Dreigt het einde voor de learned societies?

Analyse | door Sicco de Knecht
19 juni 2019 | Nu Plan S nadert, lijken de tijdschriften van learned societies in zwaar weer terecht te komen. Maar wat weten we eigenlijk van publiceren in samenwerking met commerciële partijen? Wie verdient er nu werkelijk aan?

“Plan S is een heuse kruistocht tegen de learned societies!” In een felle discussie afgelopen november hekelde natuurkundige en Academielid Detlef Lohse (Universiteit Twente) de initiatiefnemers van Plan S. Hun ‘kruistocht’ voor open access zou ze blind hebben gemaakt voor het belang van de learned societies.

“De learned societies hebben als doelstelling het werk van wetenschappers voor wetenschappers te publiceren,” stelde Lohse destijds. Dit staat haaks op de belangen van ‘commerciële’ tijdschriften. “Commerciële uitgevers hebben een ander doel. Ze willen geld verdienen. Tijdschriften persen zoveel mogelijk geld uit de academische gemeenschap om dit vervolgens onder hun aandeelhouders te verdelen.” Volgens Lohse en veel van zijn collega’s worden de tijdschriften van de learned societies door Plan S onredelijk hard geraakt.

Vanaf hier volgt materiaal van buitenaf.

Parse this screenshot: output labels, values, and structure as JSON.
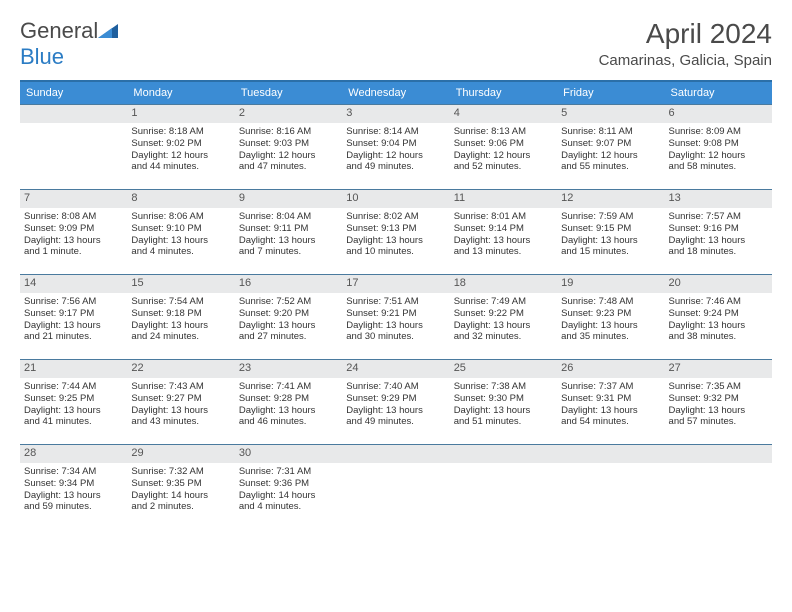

De op lidmaatschap gebaseerde wetenschappelijke genootschappen – de learned societies – staan aan de basis van de wetenschappelijke tradities zoals we deze kennen. Ze brengen wetenschappers uit een land en/of wetenschapsgebied bij elkaar door middel van symposia en congressen om over de laatste stand van de wetenschap te praten. Daarnaast hebben veel genootschappen commissies om de wetenschappelijke praktijk te bespreken en werken ze mee aan beleidsadviezen voor nationale en internationale overheden.

Zo goed als elke learned society heeft minstens één tijdschrift (maar vaak veel meer). Veel van deze tijdschriften werken met een abonnementsmodel of hybride vormen van publiceren. Dat betekent dat deze tijdschriften in veel gevallen in de toekomst niet zullen voldoen aan de richtlijnen van open access zoals uiteengezet in Plan S. Een forse tegenvaller, want veel genootschappen leunen financieel stevig op hun tijdschrift.

Een gevoelige snaar

De woorden van Lohse resoneerden duidelijk bij de leden van de KNAW, zo valt te lezen in hun statement aangaande Plan S. “In vele wetenschapsgebieden zijn de tijdschriften van de learned societies toonaangevend. Ze werken op basis van een gerenommeerd en zeer effectief peer-review systeem. Dat systeem is cruciaal voor het handhaven van de wetenschappelijke normen in hun wetenschapsgebied.”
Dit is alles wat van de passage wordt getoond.